Are you a graduate student with a business idea? Bringing an idea to fruition may feel daunting, but the good news is that you don’t have to spend a lot of money to make it a reality. Below are my six steps to help launch your entrepreneurial experiment.
Step 1: Brainstorm and refine your ideas
Find the sweet spot where your skills, passions and market demand intersect. MyIDP is a fantastic resource for self-assessment. When I started out, I listed my technical and transferrable skills and intersected them with my passions for writing and teaching to generate a list of services. I came up with three ideas:
- writing for the healthcare industry,
- project management for research institutes, and
- designing learning solutions for researchers.
Research free resources, tutorials, YouTube videos, podcasts and courses on platforms such as Coursera and LinkedIn to fine-tune your concept. Pick up books through free subscriptions for a more comprehensive view. The first two books I read were The Fearless Freelancer and Freelance Medical Writing through a free Kindle subscription.
Step 2: Decide on one idea and immerse yourself in the business
Pick one idea to work on from your curated list. Join some free discussion groups or forums. Ask questions, engage in discussions and learn from peers. I picked medical writing because I love translating concepts into words and my research indicated high market demand. I also joined professional writing associations as well as groups on LinkedIn and Facebook.
Understand how professionals in your niche market think and act; how they find clients, decide on compensation and soldier through market downturns. Expand your network and build genuine connections. Learn about your niche as much as you can. Every step from now on, such as creating your profile, writing a pitch, and promoting your business, builds upon what you learned in this phase.
Step 3: Optimize your professional profile and update it regularly
You have gained sufficient knowledge about what you want your business to be by now.
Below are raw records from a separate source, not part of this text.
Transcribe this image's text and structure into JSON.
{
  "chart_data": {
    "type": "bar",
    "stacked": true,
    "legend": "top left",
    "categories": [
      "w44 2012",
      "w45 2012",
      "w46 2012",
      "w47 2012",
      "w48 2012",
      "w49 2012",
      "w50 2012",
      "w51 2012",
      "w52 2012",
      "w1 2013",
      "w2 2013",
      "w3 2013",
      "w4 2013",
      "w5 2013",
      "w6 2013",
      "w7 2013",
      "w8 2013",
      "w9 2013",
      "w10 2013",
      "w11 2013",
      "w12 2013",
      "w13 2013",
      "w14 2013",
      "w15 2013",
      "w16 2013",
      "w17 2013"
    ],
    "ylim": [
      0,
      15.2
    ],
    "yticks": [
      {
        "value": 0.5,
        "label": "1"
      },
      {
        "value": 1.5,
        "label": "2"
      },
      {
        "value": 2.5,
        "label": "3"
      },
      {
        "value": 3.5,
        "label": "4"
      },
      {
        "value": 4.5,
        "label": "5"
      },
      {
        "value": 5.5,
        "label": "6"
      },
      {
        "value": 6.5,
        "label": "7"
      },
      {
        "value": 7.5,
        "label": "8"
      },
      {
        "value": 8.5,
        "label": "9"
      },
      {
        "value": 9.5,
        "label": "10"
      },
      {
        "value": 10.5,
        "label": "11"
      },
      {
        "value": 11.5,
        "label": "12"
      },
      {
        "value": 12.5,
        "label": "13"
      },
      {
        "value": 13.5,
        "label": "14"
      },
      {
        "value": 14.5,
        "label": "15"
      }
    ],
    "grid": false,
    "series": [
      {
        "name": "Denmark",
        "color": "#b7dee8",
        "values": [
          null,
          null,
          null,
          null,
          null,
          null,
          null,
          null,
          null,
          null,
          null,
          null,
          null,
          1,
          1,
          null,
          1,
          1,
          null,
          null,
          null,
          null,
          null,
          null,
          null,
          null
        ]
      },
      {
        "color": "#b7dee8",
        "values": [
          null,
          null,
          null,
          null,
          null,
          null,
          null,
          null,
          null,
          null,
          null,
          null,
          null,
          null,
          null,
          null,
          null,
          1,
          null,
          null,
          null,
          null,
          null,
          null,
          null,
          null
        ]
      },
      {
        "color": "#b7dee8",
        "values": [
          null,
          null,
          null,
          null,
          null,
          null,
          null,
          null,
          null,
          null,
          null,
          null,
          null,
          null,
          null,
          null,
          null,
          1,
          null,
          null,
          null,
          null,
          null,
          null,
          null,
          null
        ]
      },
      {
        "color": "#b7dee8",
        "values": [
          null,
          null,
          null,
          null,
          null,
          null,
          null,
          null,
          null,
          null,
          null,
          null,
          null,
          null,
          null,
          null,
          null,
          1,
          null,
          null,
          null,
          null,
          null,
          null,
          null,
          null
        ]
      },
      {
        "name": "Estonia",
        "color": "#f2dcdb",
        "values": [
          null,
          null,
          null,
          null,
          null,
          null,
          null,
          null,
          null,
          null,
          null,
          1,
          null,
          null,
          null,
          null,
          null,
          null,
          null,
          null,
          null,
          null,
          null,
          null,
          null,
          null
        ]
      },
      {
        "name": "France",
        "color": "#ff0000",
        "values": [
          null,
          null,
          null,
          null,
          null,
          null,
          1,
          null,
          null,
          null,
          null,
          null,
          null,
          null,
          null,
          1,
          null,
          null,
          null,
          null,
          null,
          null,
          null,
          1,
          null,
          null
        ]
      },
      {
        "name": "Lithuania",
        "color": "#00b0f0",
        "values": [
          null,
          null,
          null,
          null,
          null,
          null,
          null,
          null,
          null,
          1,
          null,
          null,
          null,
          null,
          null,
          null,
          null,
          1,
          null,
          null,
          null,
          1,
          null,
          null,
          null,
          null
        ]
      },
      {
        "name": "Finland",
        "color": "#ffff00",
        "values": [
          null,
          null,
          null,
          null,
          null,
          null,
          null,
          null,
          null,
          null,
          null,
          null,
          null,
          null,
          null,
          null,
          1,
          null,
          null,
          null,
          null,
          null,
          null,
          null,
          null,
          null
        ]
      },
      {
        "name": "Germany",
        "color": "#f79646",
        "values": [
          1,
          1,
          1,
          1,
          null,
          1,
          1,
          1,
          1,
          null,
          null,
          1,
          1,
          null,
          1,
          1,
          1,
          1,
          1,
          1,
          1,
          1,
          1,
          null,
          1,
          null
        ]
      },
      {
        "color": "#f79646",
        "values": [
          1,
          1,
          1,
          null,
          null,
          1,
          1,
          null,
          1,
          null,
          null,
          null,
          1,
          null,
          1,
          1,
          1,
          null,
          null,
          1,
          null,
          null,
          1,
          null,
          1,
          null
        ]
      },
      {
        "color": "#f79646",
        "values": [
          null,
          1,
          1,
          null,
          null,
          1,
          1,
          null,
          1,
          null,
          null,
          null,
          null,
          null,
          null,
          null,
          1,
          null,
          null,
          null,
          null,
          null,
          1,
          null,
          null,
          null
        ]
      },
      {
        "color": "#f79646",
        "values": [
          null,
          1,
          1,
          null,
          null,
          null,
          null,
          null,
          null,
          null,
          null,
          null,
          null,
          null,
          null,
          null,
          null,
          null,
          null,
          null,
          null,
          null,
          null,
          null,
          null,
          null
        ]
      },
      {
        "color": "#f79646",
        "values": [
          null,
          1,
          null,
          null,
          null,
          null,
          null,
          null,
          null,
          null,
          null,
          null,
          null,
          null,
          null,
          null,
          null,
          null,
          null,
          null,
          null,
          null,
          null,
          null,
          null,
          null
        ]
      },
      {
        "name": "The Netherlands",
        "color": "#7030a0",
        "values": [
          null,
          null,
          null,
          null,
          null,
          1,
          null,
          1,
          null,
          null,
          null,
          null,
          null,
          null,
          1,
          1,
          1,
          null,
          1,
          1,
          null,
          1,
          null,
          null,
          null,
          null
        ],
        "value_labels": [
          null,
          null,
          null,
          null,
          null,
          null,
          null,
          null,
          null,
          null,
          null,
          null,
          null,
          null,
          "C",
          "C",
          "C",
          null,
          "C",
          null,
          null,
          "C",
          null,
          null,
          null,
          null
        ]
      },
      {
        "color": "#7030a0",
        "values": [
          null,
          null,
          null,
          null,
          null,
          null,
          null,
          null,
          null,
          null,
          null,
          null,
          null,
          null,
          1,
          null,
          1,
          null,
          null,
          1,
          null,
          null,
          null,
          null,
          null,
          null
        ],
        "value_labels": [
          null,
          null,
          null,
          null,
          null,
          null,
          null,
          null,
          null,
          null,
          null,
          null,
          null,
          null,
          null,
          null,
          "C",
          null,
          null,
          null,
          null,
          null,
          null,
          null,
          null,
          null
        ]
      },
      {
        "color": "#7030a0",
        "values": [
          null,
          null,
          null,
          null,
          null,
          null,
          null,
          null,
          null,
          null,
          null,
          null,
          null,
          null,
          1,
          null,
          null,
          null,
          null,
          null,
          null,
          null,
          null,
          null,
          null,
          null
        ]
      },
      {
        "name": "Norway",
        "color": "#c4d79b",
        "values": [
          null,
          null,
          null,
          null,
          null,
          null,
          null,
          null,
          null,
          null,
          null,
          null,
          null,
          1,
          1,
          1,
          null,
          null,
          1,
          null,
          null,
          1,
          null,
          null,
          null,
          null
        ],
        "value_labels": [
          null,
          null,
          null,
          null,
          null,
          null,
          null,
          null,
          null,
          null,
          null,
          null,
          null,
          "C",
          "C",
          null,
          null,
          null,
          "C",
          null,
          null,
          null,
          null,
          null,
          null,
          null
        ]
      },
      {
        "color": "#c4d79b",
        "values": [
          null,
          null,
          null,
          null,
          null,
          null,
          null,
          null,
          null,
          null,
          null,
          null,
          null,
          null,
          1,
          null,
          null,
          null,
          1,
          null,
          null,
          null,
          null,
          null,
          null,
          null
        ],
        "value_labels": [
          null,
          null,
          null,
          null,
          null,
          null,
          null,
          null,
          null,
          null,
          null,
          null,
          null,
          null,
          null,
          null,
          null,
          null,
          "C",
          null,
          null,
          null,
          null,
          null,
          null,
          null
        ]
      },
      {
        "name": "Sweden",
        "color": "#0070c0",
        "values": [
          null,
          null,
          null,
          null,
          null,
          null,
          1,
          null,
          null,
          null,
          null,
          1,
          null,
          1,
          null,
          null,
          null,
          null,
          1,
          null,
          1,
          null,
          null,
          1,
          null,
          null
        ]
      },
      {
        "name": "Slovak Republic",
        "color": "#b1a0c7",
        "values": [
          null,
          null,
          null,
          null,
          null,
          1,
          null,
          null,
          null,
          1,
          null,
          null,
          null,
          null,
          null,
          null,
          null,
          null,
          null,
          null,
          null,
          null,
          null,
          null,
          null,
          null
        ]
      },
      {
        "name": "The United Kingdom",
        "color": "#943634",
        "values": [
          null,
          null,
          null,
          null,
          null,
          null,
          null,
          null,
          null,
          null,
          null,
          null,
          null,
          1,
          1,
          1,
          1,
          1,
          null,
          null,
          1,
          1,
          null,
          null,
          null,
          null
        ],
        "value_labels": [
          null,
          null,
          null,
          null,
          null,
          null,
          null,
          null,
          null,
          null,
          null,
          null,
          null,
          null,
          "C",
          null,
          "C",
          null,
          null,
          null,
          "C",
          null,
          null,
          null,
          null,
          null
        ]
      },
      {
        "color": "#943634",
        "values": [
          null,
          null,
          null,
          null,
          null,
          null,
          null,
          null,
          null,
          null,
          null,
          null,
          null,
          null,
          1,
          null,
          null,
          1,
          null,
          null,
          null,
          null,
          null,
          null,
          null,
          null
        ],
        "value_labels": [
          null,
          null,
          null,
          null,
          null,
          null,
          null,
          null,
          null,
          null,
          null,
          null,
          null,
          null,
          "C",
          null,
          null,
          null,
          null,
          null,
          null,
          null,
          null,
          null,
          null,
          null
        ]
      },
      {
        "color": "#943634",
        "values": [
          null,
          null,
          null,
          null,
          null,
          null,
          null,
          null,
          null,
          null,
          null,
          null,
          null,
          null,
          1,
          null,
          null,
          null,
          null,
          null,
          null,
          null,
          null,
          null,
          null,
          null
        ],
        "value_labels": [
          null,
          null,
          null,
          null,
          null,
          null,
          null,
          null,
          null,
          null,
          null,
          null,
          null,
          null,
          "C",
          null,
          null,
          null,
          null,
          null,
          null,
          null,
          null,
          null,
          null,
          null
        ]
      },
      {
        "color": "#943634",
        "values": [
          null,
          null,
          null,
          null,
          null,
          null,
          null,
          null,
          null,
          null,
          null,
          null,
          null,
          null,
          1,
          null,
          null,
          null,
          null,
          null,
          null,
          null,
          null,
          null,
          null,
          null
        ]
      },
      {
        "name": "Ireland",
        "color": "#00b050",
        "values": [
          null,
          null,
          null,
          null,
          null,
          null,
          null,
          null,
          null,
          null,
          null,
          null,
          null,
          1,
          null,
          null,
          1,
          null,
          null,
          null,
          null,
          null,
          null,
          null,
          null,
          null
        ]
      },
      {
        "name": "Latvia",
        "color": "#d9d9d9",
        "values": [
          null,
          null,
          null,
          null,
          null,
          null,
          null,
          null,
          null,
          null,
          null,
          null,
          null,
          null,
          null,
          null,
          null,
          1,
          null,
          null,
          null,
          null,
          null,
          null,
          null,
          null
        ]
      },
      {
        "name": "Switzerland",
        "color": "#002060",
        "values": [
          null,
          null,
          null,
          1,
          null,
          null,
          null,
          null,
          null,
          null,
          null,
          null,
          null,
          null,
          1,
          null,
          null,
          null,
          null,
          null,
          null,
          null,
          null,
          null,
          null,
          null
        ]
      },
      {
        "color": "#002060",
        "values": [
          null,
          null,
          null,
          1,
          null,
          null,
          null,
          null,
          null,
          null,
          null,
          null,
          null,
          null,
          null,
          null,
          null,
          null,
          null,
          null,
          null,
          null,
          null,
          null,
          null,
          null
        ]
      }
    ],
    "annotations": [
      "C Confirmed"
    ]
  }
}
You’re ready to set up a profile on a platform where your ideal clients can be found (ex. LinkedIn for services or Etsy for products).
No matter what platform you choose, optimize your profile by highlighting relevant skills, experiences, education and certifications tailored to your service. Use SEO techniques to ensure your profile ranks high when clients search for your service. Attract prospects with a professional profile picture, headlines, keywords, an effective description of your service and contact information. Take inspiration from profiles you like and ask close connections for feedback.
Monitor visitors, identify potential clients and engage with them. Your platform will provide you with some basic statistics. It may take a client months or sometimes even years before they buy your service.
Step 4: Assemble a portfolio
Compile a portfolio of your best work while working on the previous steps. Consider clients’ interests to select three or more of your best samples that will speak for your capabilities. Link your portfolio to your professional profile. This will offer your prospects a glimpse of your service.
Step 5: Set up a website
A website boosts your credibility. Building one has become simpler now with numerous available step-by-step tutorials. I recommend using a free hosting site like WordPress. An effective site includes skills, experience, portfolio, contact details and a few testimonials.
Step 6: Promote your service
Spread the word among friends, colleagues and connections. Post consistently to engage connections, offer suggestions, and only sparsely talk about your service. Craft a compelling pitch that piques interest. Consistent marketing is indispensable for your business. You will need to stay fresh in prospects’ minds so they think of you first when they need the service.
As a graduate student, you have access to amazing resources and free subscriptions through your university (e.g., Udemy). Many platforms offer free basic plans or free trials for tasks, including research, drafting contracts, generating invoices, managing bookkeeping, tracking billing hours and overseeing projects. The time- and project management skills you are honing at grad school will help you succeed in your business. If you have a well-designed plan (free course on project management) and you stay consistent with your work, investing a few hours a week can be enough to get started.
Now you know the basic steps to start a business with no upfront cost. However, investing a bit, like the cost of a month’s worth of lattes, can yield substantial returns. In my first year of freelancing, I spent $20 on website hosting (and a domain name), plus $80 to join a professional association. This small investment helped me build expertise and credibility. Within 12 months of starting my medical writing business, I was able to increase my consultancy rate to four times while working from the comfort of my home at my preferred hours.